Among the rampant barons…

To reach the highest branches, Graziano transforms into Cosimo Piovasco di Rondò, the Baron in the Trees: I get distracted for a moment and find him up in the trees. And his trees welcome him; he climbs confidently, almost as if they were offering him their branches. But in these parts, more than in the places of Italo Calvino, we are in those of Francesco Biamonti, a writer from San Biagio della Cima, author of four books that depict these places: L’angelo di Avrigue (1983), Vento largo (1991), Attesa sul mare (1994), and Le parole la notte (1998). Aloof, laconic, absorbed like one of his characters – people of the border, all with an absolute, dazzling destiny – many legends surround him, such as the one that he cultivated mimosa and tended olive groves. In reality, in an interview, he had admitted to resigning himself to the great frost of 1985, which had destroyed many of his mimosa plants because writing no longer left him time to cultivate them.

Graziano Guglielmi al lavoro
Graziano Guglielmi at work


“Cultivating mimosa for me was natural. My parents didn’t do this job, but they had some plots of land, and gradually I dedicated myself to it.” – Graziano Guglielmi”

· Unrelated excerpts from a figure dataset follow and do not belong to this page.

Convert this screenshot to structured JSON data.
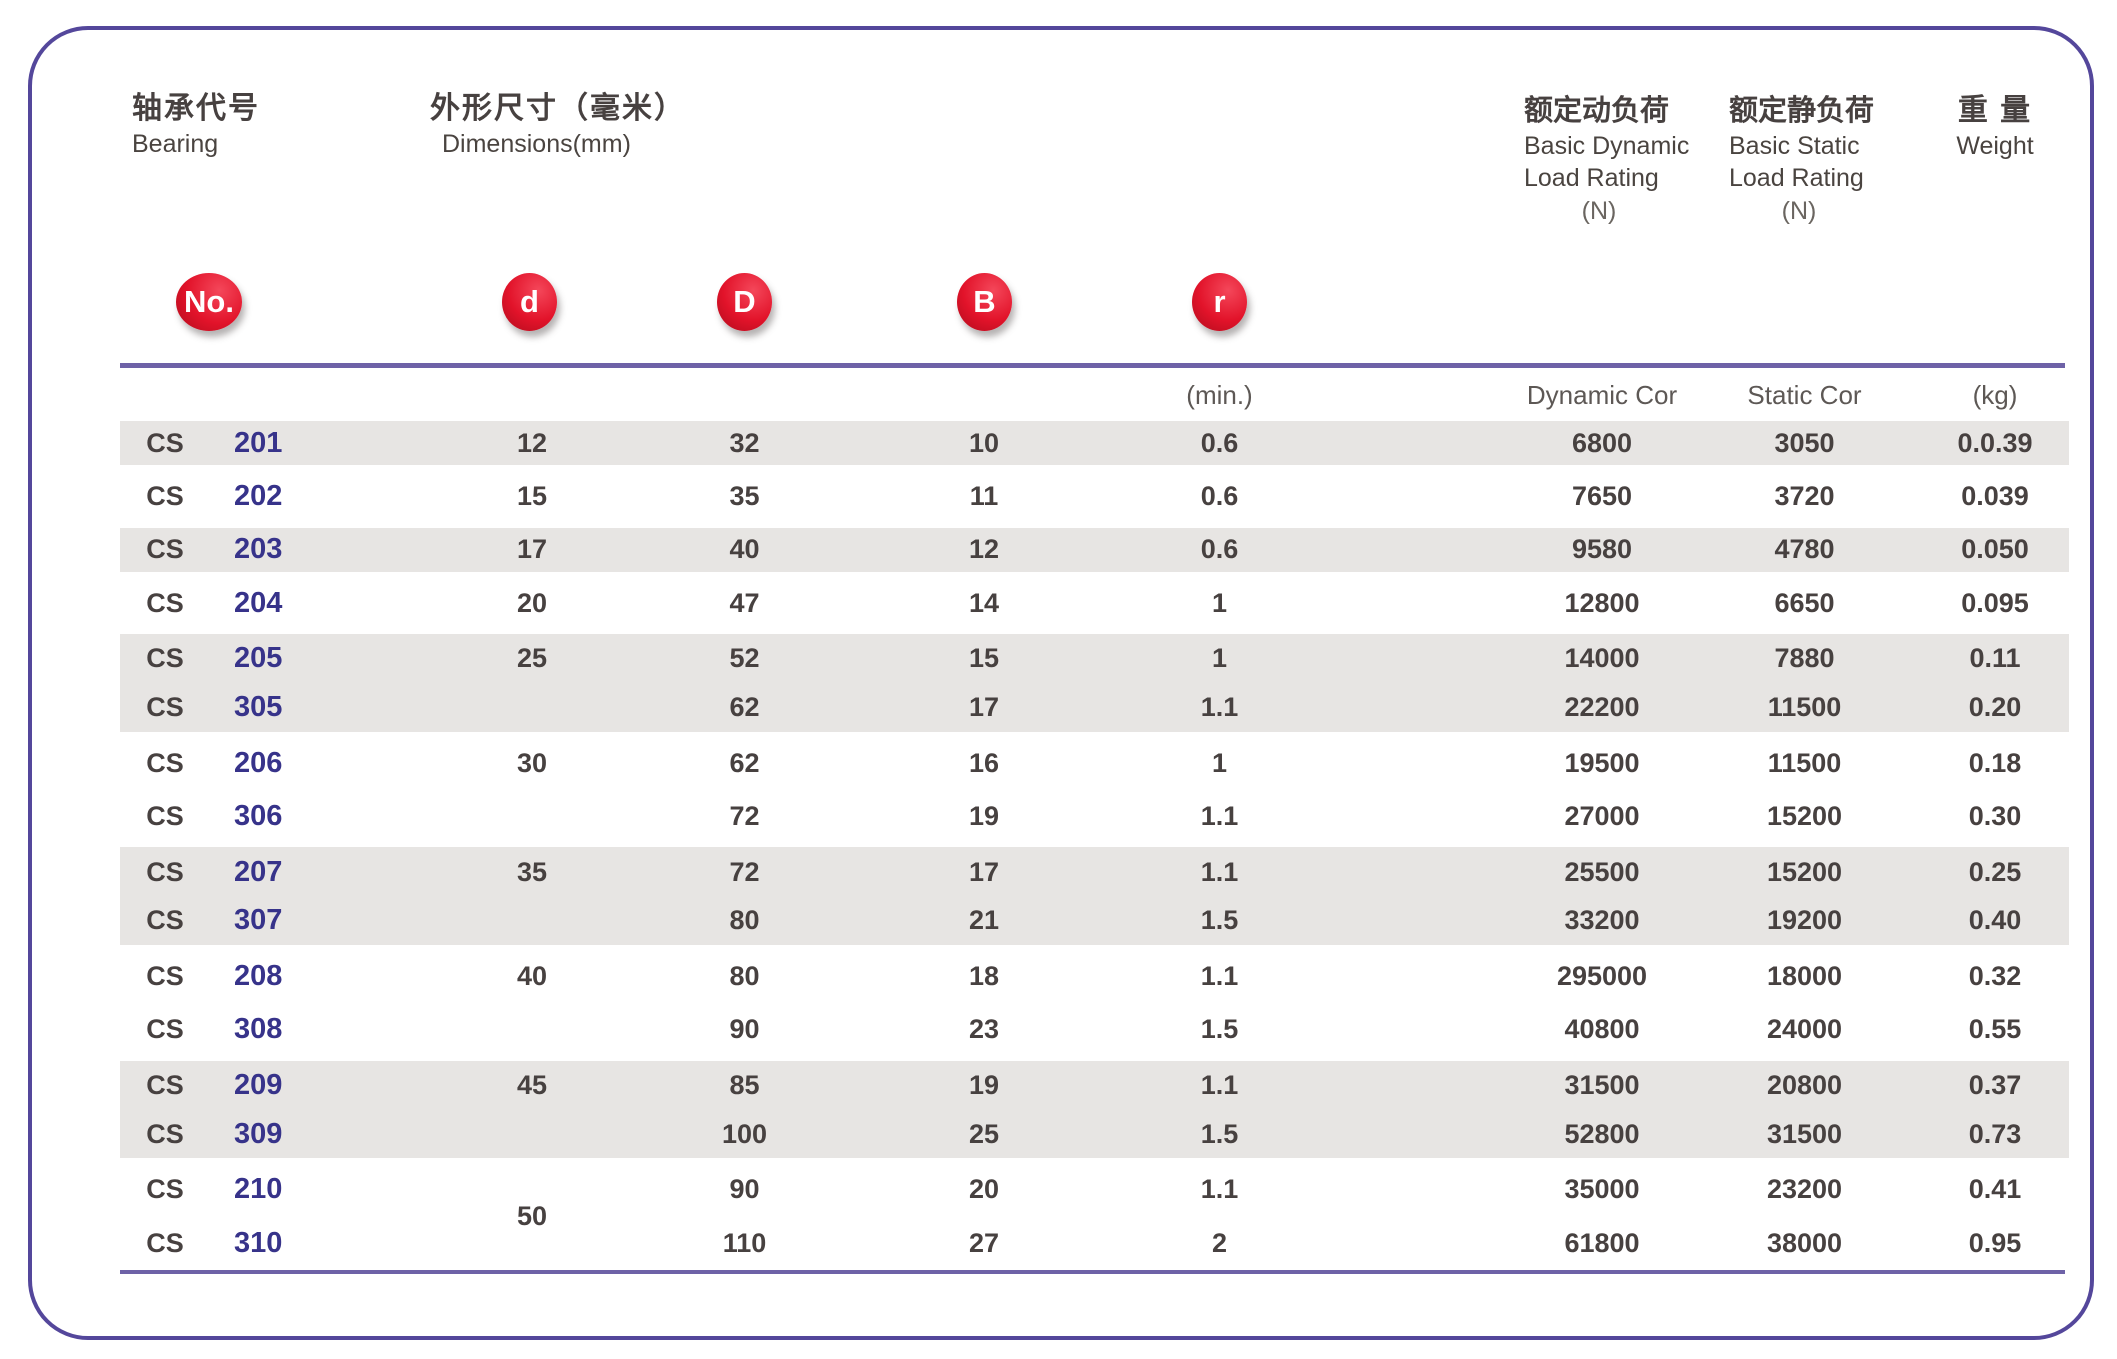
{
  "header": {
    "bearing_zh": "轴承代号",
    "bearing_en": "Bearing",
    "dims_zh": "外形尺寸（毫米）",
    "dims_en": "Dimensions(mm)",
    "dynamic_zh": "额定动负荷",
    "dynamic_en1": "Basic Dynamic",
    "dynamic_en2": "Load Rating",
    "dynamic_unit": "(N)",
    "static_zh": "额定静负荷",
    "static_en1": "Basic Static",
    "static_en2": "Load Rating",
    "static_unit": "(N)",
    "weight_zh": "重 量",
    "weight_en": "Weight"
  },
  "badges": {
    "no": "No.",
    "d": "d",
    "D": "D",
    "B": "B",
    "r": "r"
  },
  "subheader": {
    "r_min": "(min.)",
    "dynamic": "Dynamic Cor",
    "static": "Static Cor",
    "kg": "(kg)"
  },
  "d_spanned_value": "50",
  "table": {
    "rows": [
      {
        "prefix": "CS",
        "no": "201",
        "d": "12",
        "D": "32",
        "B": "10",
        "r": "0.6",
        "dyn": "6800",
        "stat": "3050",
        "wt": "0.0.39",
        "shade": "shade shade-start shade-end"
      },
      {
        "prefix": "CS",
        "no": "202",
        "d": "15",
        "D": "35",
        "B": "11",
        "r": "0.6",
        "dyn": "7650",
        "stat": "3720",
        "wt": "0.039",
        "shade": ""
      },
      {
        "prefix": "CS",
        "no": "203",
        "d": "17",
        "D": "40",
        "B": "12",
        "r": "0.6",
        "dyn": "9580",
        "stat": "4780",
        "wt": "0.050",
        "shade": "shade shade-start shade-end"
      },
      {
        "prefix": "CS",
        "no": "204",
        "d": "20",
        "D": "47",
        "B": "14",
        "r": "1",
        "dyn": "12800",
        "stat": "6650",
        "wt": "0.095",
        "shade": ""
      },
      {
        "prefix": "CS",
        "no": "205",
        "d": "25",
        "D": "52",
        "B": "15",
        "r": "1",
        "dyn": "14000",
        "stat": "7880",
        "wt": "0.11",
        "shade": "shade shade-start"
      },
      {
        "prefix": "CS",
        "no": "305",
        "d": "",
        "D": "62",
        "B": "17",
        "r": "1.1",
        "dyn": "22200",
        "stat": "11500",
        "wt": "0.20",
        "shade": "shade shade-end"
      },
      {
        "prefix": "CS",
        "no": "206",
        "d": "30",
        "D": "62",
        "B": "16",
        "r": "1",
        "dyn": "19500",
        "stat": "11500",
        "wt": "0.18",
        "shade": ""
      },
      {
        "prefix": "CS",
        "no": "306",
        "d": "",
        "D": "72",
        "B": "19",
        "r": "1.1",
        "dyn": "27000",
        "stat": "15200",
        "wt": "0.30",
        "shade": ""
      },
      {
        "prefix": "CS",
        "no": "207",
        "d": "35",
        "D": "72",
        "B": "17",
        "r": "1.1",
        "dyn": "25500",
        "stat": "15200",
        "wt": "0.25",
        "shade": "shade shade-start"
      },
      {
        "prefix": "CS",
        "no": "307",
        "d": "",
        "D": "80",
        "B": "21",
        "r": "1.5",
        "dyn": "33200",
        "stat": "19200",
        "wt": "0.40",
        "shade": "shade shade-end"
      },
      {
        "prefix": "CS",
        "no": "208",
        "d": "40",
        "D": "80",
        "B": "18",
        "r": "1.1",
        "dyn": "295000",
        "stat": "18000",
        "wt": "0.32",
        "shade": ""
      },
      {
        "prefix": "CS",
        "no": "308",
        "d": "",
        "D": "90",
        "B": "23",
        "r": "1.5",
        "dyn": "40800",
        "stat": "24000",
        "wt": "0.55",
        "shade": ""
      },
      {
        "prefix": "CS",
        "no": "209",
        "d": "45",
        "D": "85",
        "B": "19",
        "r": "1.1",
        "dyn": "31500",
        "stat": "20800",
        "wt": "0.37",
        "shade": "shade shade-start"
      },
      {
        "prefix": "CS",
        "no": "309",
        "d": "",
        "D": "100",
        "B": "25",
        "r": "1.5",
        "dyn": "52800",
        "stat": "31500",
        "wt": "0.73",
        "shade": "shade shade-end"
      },
      {
        "prefix": "CS",
        "no": "210",
        "d": "",
        "D": "90",
        "B": "20",
        "r": "1.1",
        "dyn": "35000",
        "stat": "23200",
        "wt": "0.41",
        "shade": ""
      },
      {
        "prefix": "CS",
        "no": "310",
        "d": "",
        "D": "110",
        "B": "27",
        "r": "2",
        "dyn": "61800",
        "stat": "38000",
        "wt": "0.95",
        "shade": ""
      }
    ]
  },
  "colors": {
    "card_border": "#54479b",
    "rule_purple": "#6e62a7",
    "row_shade": "#e7e5e3",
    "text_dark": "#474140",
    "text_navy": "#37338a",
    "badge_red": "#e2132a"
  }
}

How many varieties of mimosa exist? How is it cultivated?

“This is the Galuà, (in dialect, actually it’s called “Gaulois”), the most well-known, then there’s the “Chiaro di Luna”, the “Luna d’argento”, the “Denis Bodei”, and the Turnè (Tournaire), very similar to the Gaulois, but ripening a month earlier, and then another, highly demanded one, harvested unripe in September. For those who are not producers, it’s not easy to distinguish them; there are small variations in the leaf or the flower. Replicating a mimosa from seed is not easy; it’s preferred to graft the desired variety onto a more resistant wild one. There are people in the village who know how to do it well; we turn to them.”

mimosa in magazzino

Graziano also confesses something to me that adds beauty to the mimosa:

“Fortunately, mimosa doesn’t have parasites. Over these years, I’ve never used treatments with fungicides or pesticides, nor chemical fertilizers.” This way, you can rest assured that our gift for International Women’s Day won’t contain any kind of poison. To make it last longer, a few simple tips suffice: remove it from the plastic wrapping in which it’s given, soak it in clean water, preferably slightly acidified with the addition of a couple of drops of lemon. Place it in full light and in a humid environment, and spray fresh water on the flowers: mimosa releases a lot of water during transpiration, so the significant loss of liquid could cause it to dry out prematurely.”


“In the village, there are still those who know how to graft mimosa. They are small growers. We seek them out when we need new plants.”

We reach the ridge. To the west, you can see Perinaldo, with the snow-capped Alps in the background. Further on, more mountains, but it’s already France.

On our way back down, Graziano takes a slightly longer route. He wants to show me a place that, he says, is beautiful when the mimosa is in bloom. These are narrow roads that venture among pine forests, vegetable gardens, villas, and Mediterranean scrubland, areas with names that evoke antiquity, like “Suseneo,” “Mergai,” “Massabò”; every now and then, from a curve, the sea of Bordighera appears.

“Here, this place is called ‘paixe d’öji,’ the peace of the eyes,” he says.
And indeed, the horizon lowers, the sea appears, a few sparse cypress trees point like a finger to the sky. It’s a good place to come and rest after a day of work.